Travis Hedge Coke
So, io9, in its continuing sad bid for the most pathetic, trembling, threatened-by-life faction of comics fandom, started a new article about a currently serializing Captain America storyline, thusly: “So writer Nick Spencer had a bad idea for Captain America. And Marvel had the worse idea of letting it happen. But, as is often the case, the fans took the shitty lemons they had been handed and made lemonade.” And, then they publish “the best” overreacting panic tweets, and close with, “Cap now gets to join the bad characterization wasteland.”
Based on one line in a storyline that’s just starting and obviously a something has gone wrong hook.
But, this isn’t just about Cap seeming to have been secretly a long-time Hydra agent, it’s not just io9, and it’s not just this storyline. This is what this sort of fan, what too many “fans” do. We overreact. We panic. OMG, something blatantly and obviously wrong is happening, and we’re going to take it personal and assume writers we previously trusted and enjoyed suddenly don’t know what they’re doing instead of there being a plan.
No, obviously, when Stan Lee had Beast turn X-Men villain, when Grant Morrison teased the possibility that Alfred was evil or had a villain claim to be Batman’s dad, when Black Panther was solicited with a red, white, and blue costume as American Panther, when Cap was killed, the next time Cap was killed, the next next time, when Batman was replaced by an armored psycho, there’s no plan. They just done goofed. Obviously.
No one writing or publishing a serial comic featuring characters worth millions of dollars ever have a plan other than to burn everything to the ground, destroy the characters, ruin the comics, and lose all the fans.

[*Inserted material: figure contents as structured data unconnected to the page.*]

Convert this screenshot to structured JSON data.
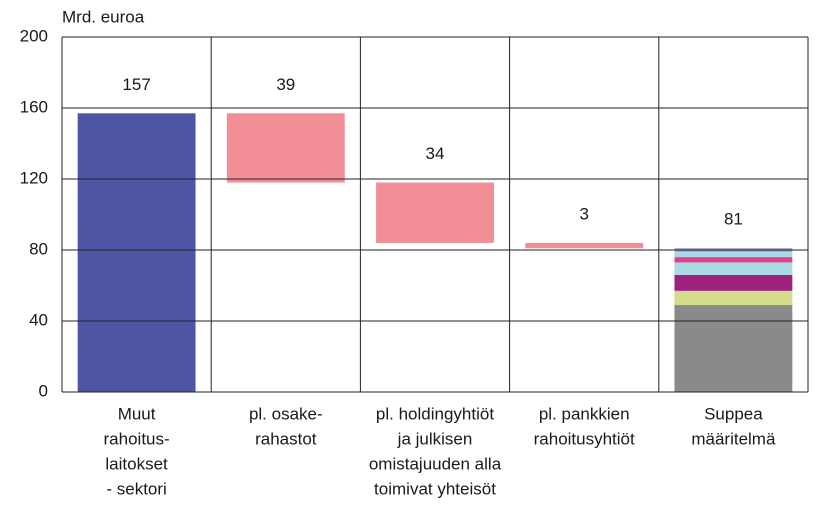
{
  "chart_data": {
    "type": "waterfall",
    "y_label": "Mrd. euroa",
    "categories": [
      [
        "Muut",
        "rahoitus-",
        "laitokset",
        "- sektori"
      ],
      [
        "pl. osake-",
        "rahastot"
      ],
      [
        "pl. holdingyhtiöt",
        "ja julkisen",
        "omistajuuden alla",
        "toimivat yhteisöt"
      ],
      [
        "pl. pankkien",
        "rahoitusyhtiöt"
      ],
      [
        "Suppea",
        "määritelmä"
      ]
    ],
    "values": [
      157,
      39,
      34,
      3,
      81
    ],
    "steps": [
      "total",
      "decrease",
      "decrease",
      "decrease",
      "total"
    ],
    "colors": {
      "total": "#4f55a5",
      "decrease": "#f28e96"
    },
    "segments": [
      {
        "color": "#8a8a8a",
        "value": 49
      },
      {
        "color": "#d4dc8a",
        "value": 8
      },
      {
        "color": "#a0207e",
        "value": 9
      },
      {
        "color": "#a8dbe6",
        "value": 7
      },
      {
        "color": "#e0408a",
        "value": 3
      },
      {
        "color": "#a8dbe6",
        "value": 3
      },
      {
        "color": "#9a9ad0",
        "value": 2
      }
    ],
    "ylim": [
      0,
      200
    ],
    "yticks": [
      0,
      40,
      80,
      120,
      160,
      200
    ],
    "grid": true
  }
}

Or… every time Captain America has died, or “died,” he’s come back. Every time a major character is replaced by a satire of recent trends in a sillier costume, the replacement is always terrible and the original comes back looking better, fighting harder, feeling purer. Only a moron would watch the first ten minutes of a movie and decide that’s the whole movie, the problems faced by characters will never get better, the situation isn’t a lead into a story but a permanent horrible status quo. And, that’s what part one of a serialized story is, it’s ten minutes of a movie, a chapter of a novel.
And, I can say that confidently, because I’ve been there. American Panther pissed me off. I wouldn’t even read it when it came out, because, hell no does the Black Panther turn his back on his culture and nation to be all American Flag Boy. Of course, it wasn’t him, it was a satirically-costumed replacement, a white supremacist drumming up hatred, but I overreacted and fumed for a few days, then forgot about it for about a year, before I finally read the comic, and oh, it wasn’t that bad.
Even at twelve, though, I was never convinced Batman being replaced by a zealous psycho in asymmetrical gold and blue (then gold and red) armor and big claws, killing people was going to be a permanent change. That would just be dumb. Looking back, I can see that there were plenty of adults at the time who really did buy into it. They freaked right out.
Captain America dying at the end of Mark Gruenwald’s run, when I was a kid, was followed by a resurrection one issue later, but I remember grown men at my local comics shop insisting they were quitting comics if Cap was “really dead.” When Ed Brubaker staged the fake death of Cap in his run, I saw complete repeats. When Batman appeared to have been murdered halfway through Final Crisis, even though we absolutely and clearly saw Batman at the end, trapped in ancient times, you still have people, today, talk about how Batman was killed in Final Crisis. (While, the actual clinically-dead deaths of Batman that happen on either side of Final Crisis don’t get mentioned at all, because we’re not responding to the stories with these panics, we’re responding to hype and how pissed off the rest of the fan-world are getting.)
Batman: RIP split the difference for me. I was in my late twenties. I knew enough to be sure DC wouldn’t burn all the bat-mythos, but each successive issue would tease us about who else the villain could really be. Was it Alfred Pennyworth? Did the butler do it? Is the villain actually Bruce Wayne’s dad? Is Daddy Waynebucks evil!?! Is! It! The! Devil!?!!?!?! Is it actually the writer, himself, transposed into the comic book world of Batman? I knew it wouldn’t be permanent, whatever it was, there would be an excuse, an out, but I was along for the ride, because it was nuts. The ideas of these horrible revelations were better than actually doing them ever could be.
Get excited. Get mad, even. But, don’t freak out. Stop embarrassing our entire community with this. If you’re nine years old, okeh. If you’re a grown adult with a bank account, stop embarrassing your community. You know Captain America hasn’t been a Hydra agent since before World War 2. You know this is ridiculous. That’s why your heart rages against it. And, that’s why it’s the hook at the start of a story, not the final word at the end.
Stories start with something that needs fixing. Something wrong or missing. That gets fixed. That’s how stories work. If you’ve made it to the point where you can find and read this article, but you can’t work that out clearly enough to not tweet out a bunch of panic, you need to sort yourself out. Because you are dragging us down.